Enfin, ce n’était pas la raison exacte de ta présence ici : Eleanor et toi aviez été envoyées sur place pour enquêter sur une rumeur qui prenait de plus en plus d’importance — assez pour interpeller l’Ordre Noir —, trouver le fin mot de l’histoire et récupérer l’Innocence s’il s’avérait qu’elle était à l’origine des phénomènes étranges que l’on vous avait rapportés.
Force était de constater que jusqu’à présent, vous aviez fait choux blanc.
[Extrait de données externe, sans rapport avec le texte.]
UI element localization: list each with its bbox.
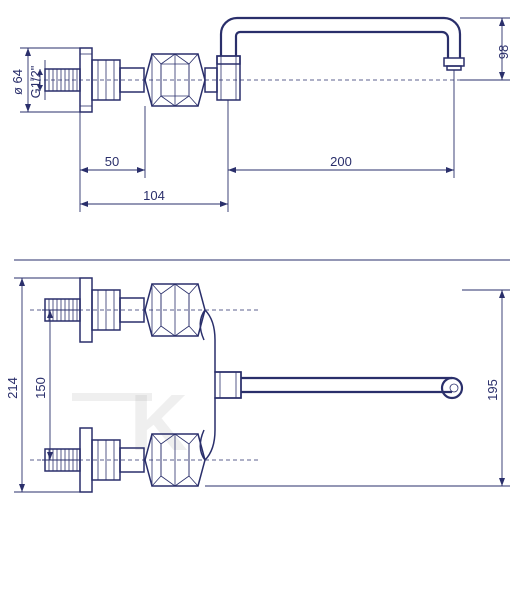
technical-drawing: K xyxy=(0,0,526,590)
dim-thread: G1/2" xyxy=(28,65,43,98)
watermark-letter: K xyxy=(130,378,188,467)
handle-side xyxy=(145,54,205,106)
mixer-body xyxy=(200,310,241,460)
dim-50: 50 xyxy=(105,154,119,169)
watermark: K xyxy=(72,378,188,467)
dim-dia64: ø 64 xyxy=(10,69,25,95)
dim-98: 98 xyxy=(496,45,511,59)
dim-104: 104 xyxy=(143,188,165,203)
spout-base-side xyxy=(217,56,240,100)
front-view: 150 214 195 xyxy=(5,260,510,492)
side-view: 98 ø 64 G1/2" 50 xyxy=(10,18,511,212)
dim-195: 195 xyxy=(485,379,500,401)
dim-214: 214 xyxy=(5,377,20,399)
spout xyxy=(221,18,464,70)
dims-top: 98 ø 64 G1/2" 50 xyxy=(10,18,511,212)
dim-200: 200 xyxy=(330,154,352,169)
spout-front xyxy=(241,378,462,398)
dim-150: 150 xyxy=(33,377,48,399)
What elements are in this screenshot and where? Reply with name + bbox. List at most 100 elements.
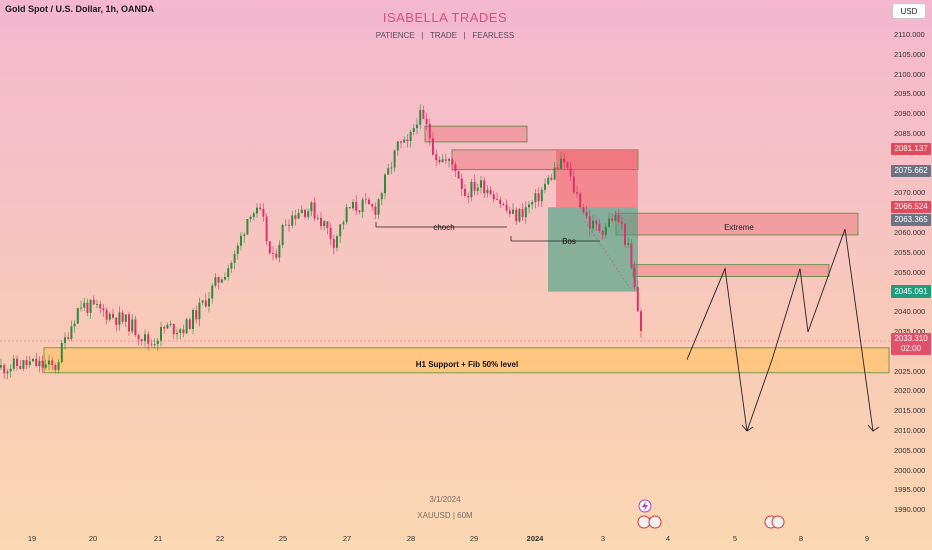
candle-body xyxy=(153,344,156,346)
candle-body xyxy=(499,199,502,205)
candle-body xyxy=(137,334,140,340)
us-flag-event-icon[interactable] xyxy=(637,515,651,529)
price-marker-label: 2045.091 xyxy=(891,286,931,299)
candle-body xyxy=(208,298,210,307)
candle-body xyxy=(313,202,316,219)
candle-body xyxy=(35,358,38,367)
candle-body xyxy=(576,192,578,194)
candle-body xyxy=(60,342,63,363)
candle-body xyxy=(624,223,626,245)
event-icons[interactable] xyxy=(637,499,785,529)
candle-body xyxy=(380,193,383,200)
candle-body xyxy=(227,268,230,278)
watermark-ticker: XAUUSD | 60M xyxy=(417,511,473,520)
candle-body xyxy=(377,199,380,215)
price-axis[interactable]: 2110.000 2105.000 2100.000 2095.000 2090.000… xyxy=(890,0,932,530)
price-marker-label: 2075.662 xyxy=(891,164,931,177)
choch-label: choch xyxy=(433,223,454,232)
symbol-header[interactable]: Gold Spot / U.S. Dollar, 1h, OANDA xyxy=(5,4,155,14)
zone-box xyxy=(424,125,528,143)
candle-body xyxy=(444,159,447,161)
stop-loss-box xyxy=(556,149,638,208)
watermark-date: 3/1/2024 xyxy=(429,495,461,504)
candle-body xyxy=(108,313,111,320)
candle-body xyxy=(368,199,370,205)
candle-body xyxy=(54,364,57,371)
candle-body xyxy=(163,327,166,329)
candle-body xyxy=(537,193,540,202)
candle-body xyxy=(588,216,591,229)
price-marker-label: 2081.137 xyxy=(891,143,931,156)
candle-body xyxy=(25,360,28,366)
us-flag-event-icon[interactable] xyxy=(648,515,662,529)
candle-body xyxy=(249,216,252,219)
candle-body xyxy=(422,109,425,119)
time-axis[interactable]: 19 20 21 22 25 27 28 29 2024 3 4 5 8 9 xyxy=(0,530,932,550)
candle-body xyxy=(358,210,361,212)
candle-body xyxy=(0,365,2,368)
candle-body xyxy=(560,158,562,169)
candle-body xyxy=(483,180,486,194)
candle-body xyxy=(569,167,572,177)
candle-body xyxy=(476,187,479,191)
time-tick-label: 28 xyxy=(406,534,416,543)
candle-body xyxy=(566,162,569,168)
candle-body xyxy=(502,204,505,205)
candle-body xyxy=(64,337,66,343)
candle-body xyxy=(307,211,310,217)
candle-body xyxy=(390,167,393,169)
zone-box xyxy=(43,347,890,374)
candle-body xyxy=(259,207,262,210)
candle-body xyxy=(355,201,358,211)
candle-body xyxy=(16,358,18,367)
price-marker-label: 2063.365 xyxy=(891,213,931,226)
candle-body xyxy=(326,221,329,228)
time-tick-label: 27 xyxy=(342,534,352,543)
price-tick-label: 2000.000 xyxy=(894,465,926,475)
candle-body xyxy=(316,217,319,219)
candle-body xyxy=(512,209,514,214)
candle-body xyxy=(179,329,182,333)
candle-body xyxy=(633,267,636,288)
trade-path-line xyxy=(584,220,631,289)
candle-body xyxy=(32,358,34,362)
candle-body xyxy=(304,209,306,217)
price-tick-label: 2085.000 xyxy=(894,129,926,138)
candle-body xyxy=(134,319,137,335)
candle-body xyxy=(131,319,134,332)
brand-subtitle: PATIENCE | TRADE | FEARLESS xyxy=(375,31,515,40)
candle-body xyxy=(6,371,9,374)
candle-body xyxy=(230,262,233,269)
candle-body xyxy=(604,226,607,236)
projection-layer xyxy=(584,220,880,432)
candle-body xyxy=(598,223,601,231)
price-tick-label: 1990.000 xyxy=(894,505,926,515)
us-flag-event-icon[interactable] xyxy=(771,515,785,529)
candle-body xyxy=(204,300,207,307)
candle-body xyxy=(214,277,217,286)
candle-body xyxy=(547,177,550,185)
price-chart-canvas[interactable]: choch Bos Extreme H1 Support + Fib 50% l… xyxy=(0,0,890,530)
candle-body xyxy=(409,131,412,141)
price-tick-label: 2015.000 xyxy=(894,406,926,416)
candle-body xyxy=(252,213,255,217)
time-tick-label: 19 xyxy=(27,534,37,543)
candle-body xyxy=(128,314,130,332)
price-marker-label: 02:00 xyxy=(891,343,931,356)
candle-body xyxy=(166,324,169,329)
candle-body xyxy=(233,253,236,263)
candle-body xyxy=(140,339,143,342)
candle-body xyxy=(419,109,422,125)
lightning-glyph xyxy=(642,501,648,511)
price-tick-label: 1995.000 xyxy=(894,485,926,495)
candle-body xyxy=(268,241,271,254)
price-tick-label: 2025.000 xyxy=(894,366,926,376)
time-tick-label: 8 xyxy=(798,534,804,543)
currency-button[interactable]: USD xyxy=(892,3,926,19)
time-tick-label: 5 xyxy=(732,534,738,543)
candle-body xyxy=(428,124,431,139)
candle-body xyxy=(393,150,396,168)
candle-body xyxy=(300,209,303,214)
candle-body xyxy=(384,174,386,194)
Heureusement, tu avais réussi à convaincre (en réalité, tu ne lui avais pas laissé le choix) Eleanor de te laisser vaquer à tes propres occupations histoire de te changer un peu les idées. Eleanor était gentille, et d’une compagnie agréable (c’est plutôt la tienne qui posait problème, en général) mais tu n’étais pas bête et tu savais parfaitement pourquoi l’on avait choisi une exorciste dont le compteur affichait neuf ans d’expérience pour t’accompagner : précisément parce que toi, tu n’en avais aucune. All in all, fair enough, mais ça te laissait quand même la désagréable impression d’être chaperonnée, et tu avais horreur de ça. Tu étais certes nouvelle dans les rangs de la congrégation, mais aux choses de la vie, tu étais loin, très loin d’en être à ton coup d’essai.
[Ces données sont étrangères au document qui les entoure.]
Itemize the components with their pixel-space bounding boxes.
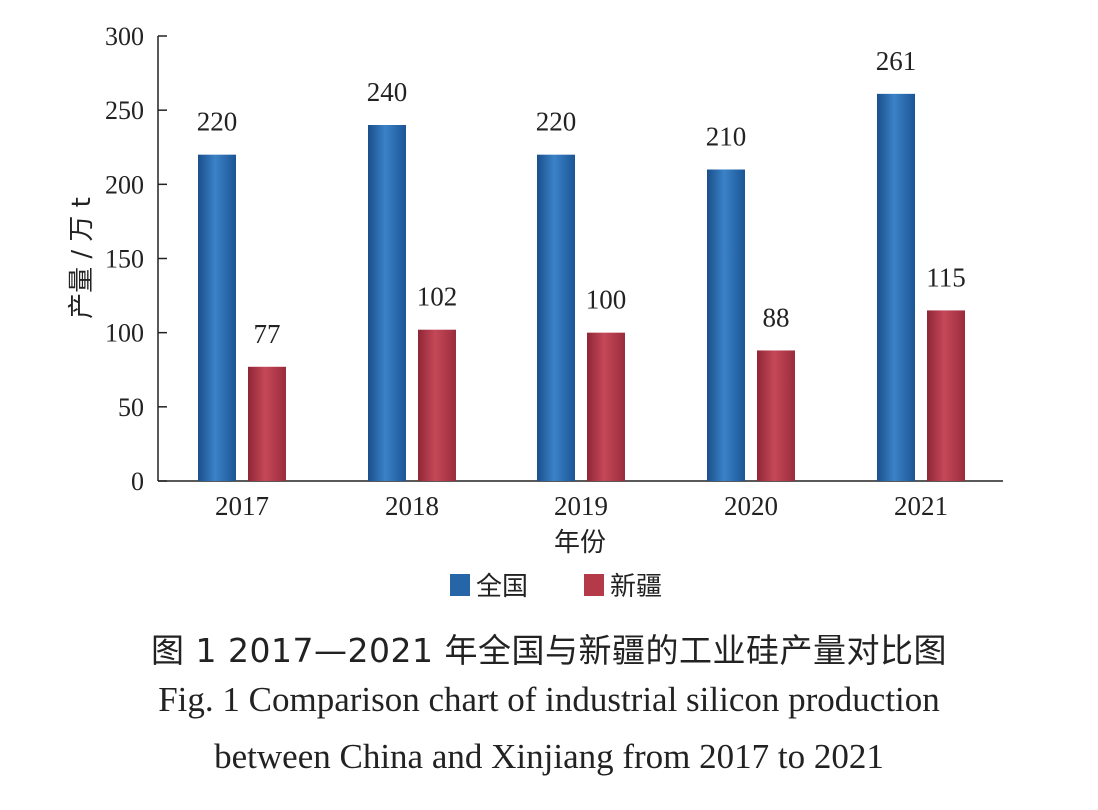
y-tick-label: 250: [105, 96, 144, 125]
data-label-xinjiang-2017: 77: [254, 319, 281, 349]
x-tick-label: 2018: [385, 491, 439, 521]
bar-xinjiang-2017: [248, 366, 286, 481]
y-tick-label: 0: [131, 467, 144, 496]
bar-national-2017: [198, 154, 236, 481]
y-tick-label: 150: [105, 245, 144, 274]
y-tick-label: 50: [118, 393, 144, 422]
figure-caption-english-line1: Fig. 1 Comparison chart of industrial si…: [158, 680, 940, 719]
bar-xinjiang-2019: [587, 332, 625, 481]
data-label-xinjiang-2018: 102: [417, 282, 458, 312]
data-label-xinjiang-2021: 115: [926, 262, 966, 292]
data-label-national-2019: 220: [536, 107, 577, 137]
data-labels: 220 240 220 210 261 77 102 100 88 115: [197, 46, 966, 349]
x-tick-label: 2020: [724, 491, 778, 521]
legend-label-national: 全国: [476, 572, 528, 602]
bar-national-2019: [537, 154, 575, 481]
legend-swatch-national: [450, 574, 470, 596]
y-tick-label: 200: [105, 170, 144, 199]
y-tick-label: 300: [105, 22, 144, 51]
figure-caption-english-line2: between China and Xinjiang from 2017 to …: [214, 737, 884, 776]
data-label-national-2020: 210: [706, 122, 747, 152]
legend: 全国 新疆: [450, 572, 662, 602]
y-axis-title: 产量 / 万 t: [67, 197, 97, 319]
y-axis: 0 50 100 150 200 250 300: [105, 22, 167, 496]
bar-national-2020: [707, 169, 745, 481]
data-label-xinjiang-2020: 88: [763, 302, 790, 332]
x-tick-label: 2017: [215, 491, 269, 521]
y-tick-label: 100: [105, 319, 144, 348]
data-label-national-2021: 261: [876, 46, 917, 76]
bar-xinjiang-2021: [927, 310, 965, 481]
x-tick-label: 2019: [554, 491, 608, 521]
legend-swatch-xinjiang: [584, 574, 604, 596]
axis-titles: 年份 产量 / 万 t: [67, 197, 606, 558]
bar-xinjiang-2020: [757, 350, 795, 481]
x-axis: 2017 2018 2019 2020 2021: [158, 480, 1003, 521]
data-label-xinjiang-2019: 100: [586, 285, 627, 315]
x-axis-title: 年份: [554, 528, 606, 558]
bar-national-2021: [877, 93, 915, 481]
bar-national-2018: [368, 125, 406, 481]
figure-caption-chinese: 图 1 2017—2021 年全国与新疆的工业硅产量对比图: [151, 631, 947, 670]
bar-xinjiang-2018: [418, 329, 456, 481]
data-label-national-2018: 240: [367, 77, 408, 107]
data-label-national-2017: 220: [197, 107, 238, 137]
x-tick-label: 2021: [894, 491, 948, 521]
legend-label-xinjiang: 新疆: [610, 572, 662, 602]
bars: [198, 93, 965, 481]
Ce coin de l’Écosse avait bien des choses à offrir pour un cœur d’aventures comme le tiens, et tu étais bien décidée à les découvrir. Tu avais besoin de te vider la tête de toutes les choses inutiles que tu avais entendues aujourd’hui — comme le fait que « M. McNeil n’était pas venu depuis trois jour au Harry’s pub, et que quand même, pour un pochard tel que lui, c’était vraiment très étrange » ou que « La femme de M. Hamilton était sortie très tard il y a deux jours en compagnie d’un homme qui n’était pas son mari et qu’elle n’était pas rentrée depuis » ou encore que « Vous ne trouvez pas ça bizarre quand même cette hausse du prix du pétrole ? On nous cache quelque chose ».
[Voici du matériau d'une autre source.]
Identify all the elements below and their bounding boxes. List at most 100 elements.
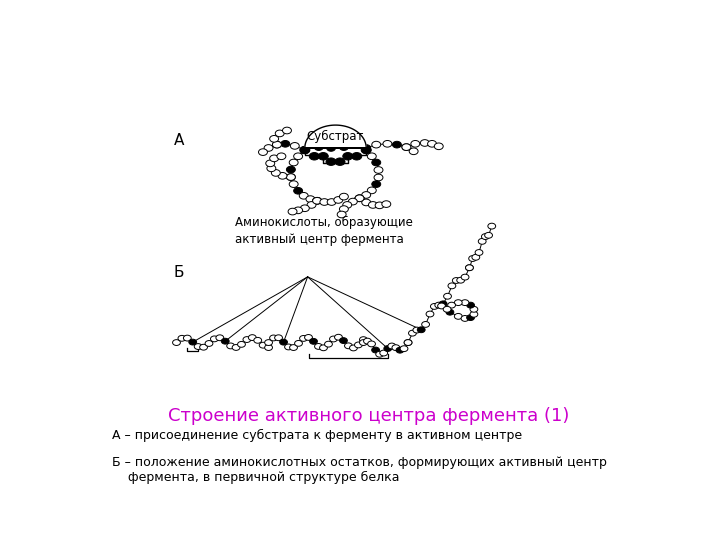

Dans d’autres circonstances, tu aurais probablement fait une pause dans l’un des nombreux bars de la ville, mais pas cette fois — tu les avais épluchés un par un avec Eleanor, et tu ne donnais pas cher de la peau du prochain ivrogne qui viendrait vomir son factum verbal et nauséabond sous ton nez. C’est que tu avais le sang chaud, Adélaïde, couplé à une âme un brin belliqueuse et à une résistance proche du zéro lorsqu’il s’agissait de ne pas céder à la tentation. Un cocktail que tu tenais plutôt bien d’ordinaire (à ton humble avis, et tu te moquais pas mal de celui des autres), mais redoutable lorsque tu t’ennuyais.
Et tu avais promis à Eleanor que tu ne ferais pas de vagues.
Parlant de vagues, tes pas t’avaient éloignée du centre-ville et amenée dans un lieu plus tranquille, en hauteur — de là où tu te trouvais, tu avais une vue magnifique sur la mer, le port et ses nombreux navires amarrés. Ici, le vent était plus fort et l’air plus chaud — tu aimais le sentir balayer ta chevelure et déposer sur ta peau de minuscules gouttes d’eau salée. L’air marin avait cet effet indescriptible sur toi (comme un appel (comme un rappel)) et tu regrettais parfois de ne pas dédier ta vie to sail the seven seas, comme l’avait probablement fait ton père. Non pas que tu accordais une quelconque importance à ce dernier — l’idée te plaisait, simplement ; alors tu avais décidé d’en faire une vérité.
Ton regard finit par se poser sur une tignasse rousse un peu plus loin. Tu l’observas un moment, songeas même un instant à quitter les lieux pour en trouver un autre où tu serais réellement seule, mais ta curiosité dévorante prit une fois de plus le pas sur le reste. La personne semblait être en train de peindre un tableau, et il n’en fallut pas plus pour que tu t’élances à sa rencontre, un millier de questions te brûlant déjà les lèvres.
« Hi there, » saluas-tu, « J’espère qu’un peu de compagnie ne vous dérange pas ? »
Ce qu’il manquait à ta phrase, c’était : « Parce que je suis ici maintenant et je ne compte pas partir. » Mais enfin, elle aurait le temps de s’en rendre compte par elle-même, après tout.